Paper
15 May 2003 Analysis of the trade-offs between manual and computer-based stereology/clssification
Author Affiliations +
Abstract
Estimation of volume or area of tissue types in an image requires both mensuration and classification. The former is achieved through stereology -- a set of techniques that estimate such parameters as area, volume, surface area, length, and number. Classification is achieved by extracting features that capture the discriminating information about tissue type. Both stereology and classification can be performed either manually or by computer. Manual techniques for the combination are based on coarse point counting (low resolution), but assumed perfect pixel classification. Computer-based methods, on the other hand, rely on very fine point counting but in general suffer from imperfect pixel classification. This paper examines the interaction between manual and image processing-based approaches; in particular, we present a measure that combines the classification and measurement errors. Estimation of the variance is used to define the conditions under which each method is and is not advantageous despite its underlying error.
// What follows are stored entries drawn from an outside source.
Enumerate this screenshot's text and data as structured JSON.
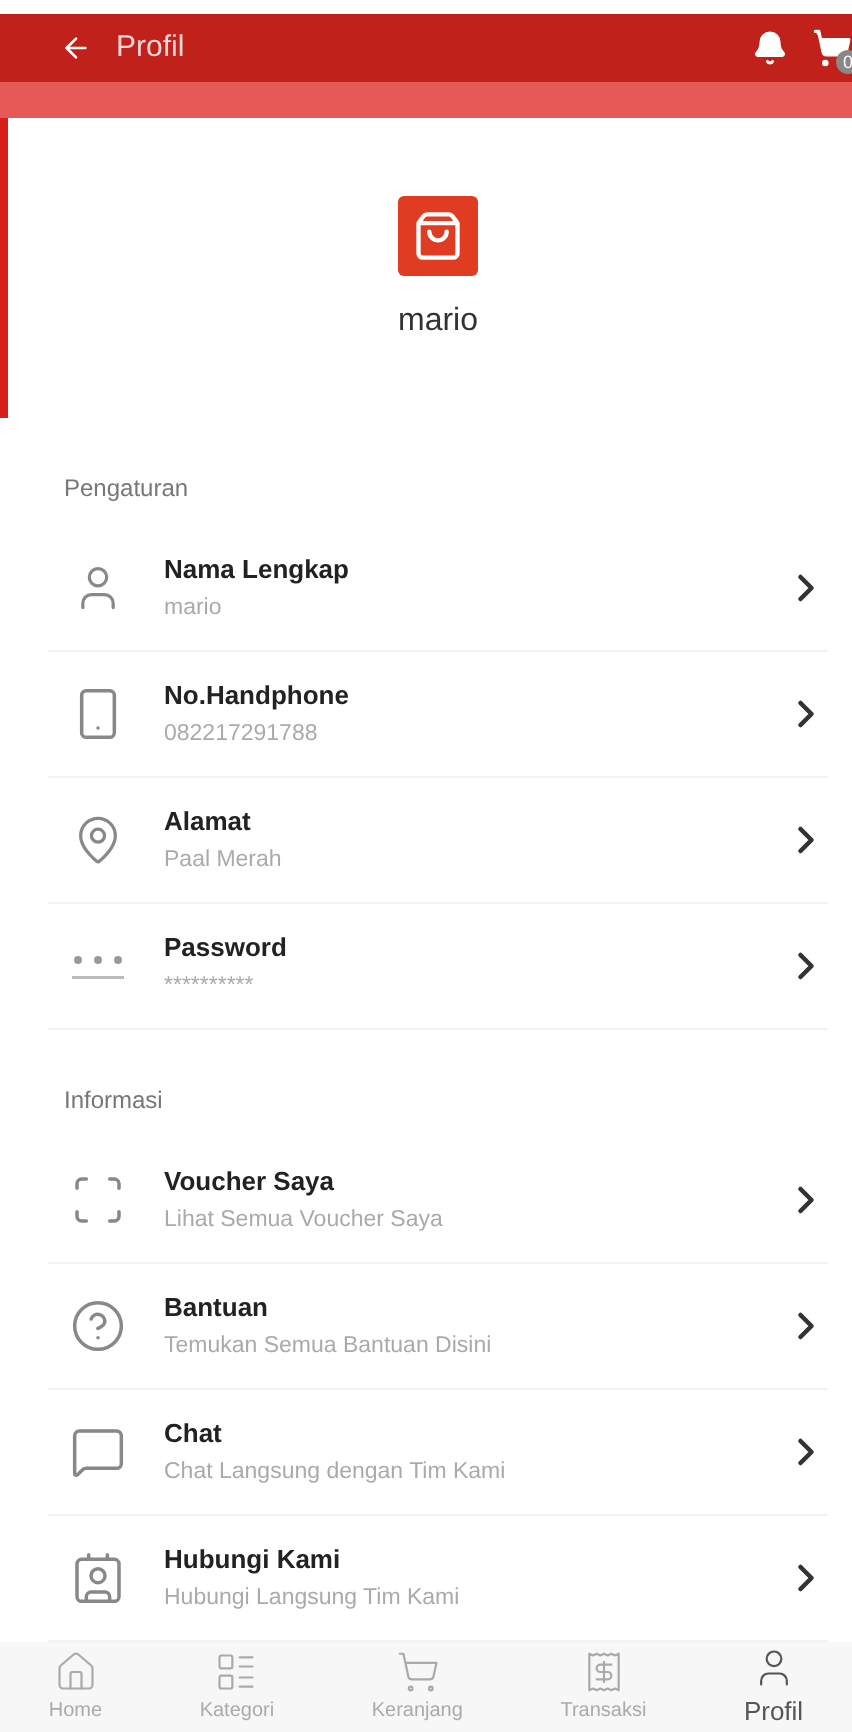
{
  "header": {
    "title": "Profil",
    "cart_badge": "0"
  },
  "profile": {
    "name": "mario"
  },
  "sections": [
    {
      "title": "Pengaturan",
      "items": [
        {
          "kind": "user",
          "label": "Nama Lengkap",
          "value": "mario"
        },
        {
          "kind": "phone",
          "label": "No.Handphone",
          "value": "082217291788"
        },
        {
          "kind": "location",
          "label": "Alamat",
          "value": "Paal Merah"
        },
        {
          "kind": "password",
          "label": "Password",
          "value": "**********"
        }
      ]
    },
    {
      "title": "Informasi",
      "items": [
        {
          "kind": "voucher",
          "label": "Voucher Saya",
          "value": "Lihat Semua Voucher Saya"
        },
        {
          "kind": "help",
          "label": "Bantuan",
          "value": "Temukan Semua Bantuan Disini"
        },
        {
          "kind": "chat",
          "label": "Chat",
          "value": "Chat Langsung dengan Tim Kami"
        },
        {
          "kind": "contact",
          "label": "Hubungi Kami",
          "value": "Hubungi Langsung Tim Kami"
        }
      ]
    }
  ],
  "bottom_nav": [
    {
      "kind": "home",
      "label": "Home",
      "selected": false
    },
    {
      "kind": "category",
      "label": "Kategori",
      "selected": false
    },
    {
      "kind": "cart",
      "label": "Keranjang",
      "selected": false
    },
    {
      "kind": "transaction",
      "label": "Transaksi",
      "selected": false
    },
    {
      "kind": "profile",
      "label": "Profil",
      "selected": true
    }
  ]
}
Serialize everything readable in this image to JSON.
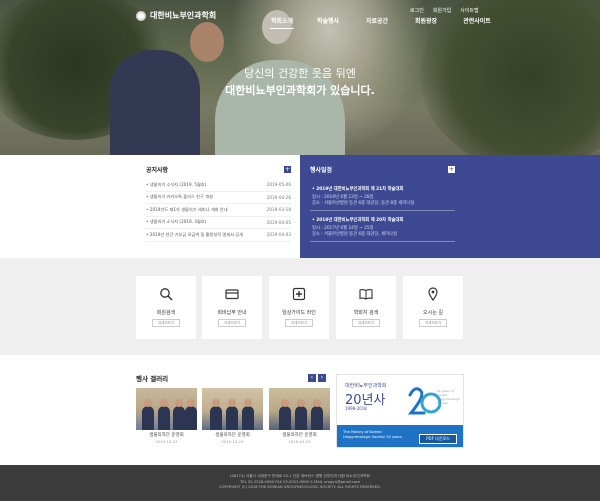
{
  "header": {
    "logo_text": "대한비뇨부인과학회",
    "utility": [
      "로그인",
      "회원가입",
      "사이트맵"
    ],
    "nav": [
      "학회소개",
      "학술행사",
      "자료공간",
      "회원광장",
      "관련사이트"
    ],
    "nav_active": 0
  },
  "hero": {
    "line1": "당신의 건강한 웃음 뒤엔",
    "line2": "대한비뇨부인과학회가 있습니다."
  },
  "notice": {
    "title": "공지사항",
    "more": "+",
    "items": [
      {
        "text": "• 생물의기 소식지 (2019. 5월호)",
        "date": "2019-05-06"
      },
      {
        "text": "• 생물의기 카카오톡 플러스 친구 개설",
        "date": "2019-04-26"
      },
      {
        "text": "• 2019년도 제1차 생물의기 세미나 개최 안내",
        "date": "2019-03-18"
      },
      {
        "text": "• 생물의기 소식지 (2019. 4월호)",
        "date": "2019-04-05"
      },
      {
        "text": "• 2019년 연간 기부금 모금액 및 활용실적 명세서 공개",
        "date": "2019-04-03"
      }
    ]
  },
  "events": {
    "title": "행사일정",
    "more": "+",
    "items": [
      {
        "title": "• 2019년 대한비뇨부인과학회 제 21차 학술대회",
        "meta1": "일시 : 2019년 6월 23일 ~ 28일",
        "meta2": "장소 : 서울아산병원 동관 6층 대강당, 동관 8층 세미나실"
      },
      {
        "title": "• 2018년 대한비뇨부인과학회 제 20차 학술대회",
        "meta1": "일시 : 2017년 6월 24일 ~ 25일",
        "meta2": "장소 : 서울아산병원 동관 6층 대강당, 세미나실"
      }
    ]
  },
  "quick": {
    "cards": [
      {
        "label": "회원검색",
        "btn": "자세히보기",
        "icon": "search-icon"
      },
      {
        "label": "회비납부 안내",
        "btn": "자세히보기",
        "icon": "card-icon"
      },
      {
        "label": "임상가이드 라인",
        "btn": "자세히보기",
        "icon": "medical-cross-icon"
      },
      {
        "label": "학회지 검색",
        "btn": "자세히보기",
        "icon": "book-icon"
      },
      {
        "label": "오시는 길",
        "btn": "자세히보기",
        "icon": "map-pin-icon"
      }
    ]
  },
  "gallery": {
    "title": "행사 갤러리",
    "prev": "‹",
    "next": "›",
    "items": [
      {
        "caption": "생물의자단 운영회",
        "date": "2019-10-23"
      },
      {
        "caption": "생물의자단 운영회",
        "date": "2019-10-25"
      },
      {
        "caption": "생물의자단 운영회",
        "date": "2019-10-29"
      }
    ],
    "banner": {
      "subtitle": "대한비뇨부인과학회",
      "title": "20년사",
      "years": "1998-2018",
      "side_text": "20 years of Korean Urogynecologic Society",
      "eng": "The History of Korean Urogynecologic Society 20 years",
      "pdf_btn": "PDF 다운로드",
      "accent": "#1e73c6"
    }
  },
  "footer": {
    "line1": "(06174) 서울시 서대문구 연세로 50-1 신촌 세브란스 병원 산부인과 대한 비뇨부인과학회",
    "line2": "TEL 02-2228-0560  FAX 02-6323-9600  E-MAIL urogyn@gmail.com",
    "line3": "COPYRIGHT (C) 2018 THE KOREAN UROGYNECOLOGIC SOCIETY. ALL RIGHTS RESERVED."
  },
  "colors": {
    "brand": "#3d4a93",
    "footer_bg": "#3b3b3b"
  }
}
This allows the user to choose a method that optimizes overall performance, given the human and machine capabilities available. Illustrations are given of cases in which each method can be preferable, as measured by the variance of the estimate of the performance that was inferred from the measurement.
© (2003) COPYRIGHT Society of Photo-Optical Instrumentation Engineers (SPIE). Downloading of the abstract is permitted for personal use only.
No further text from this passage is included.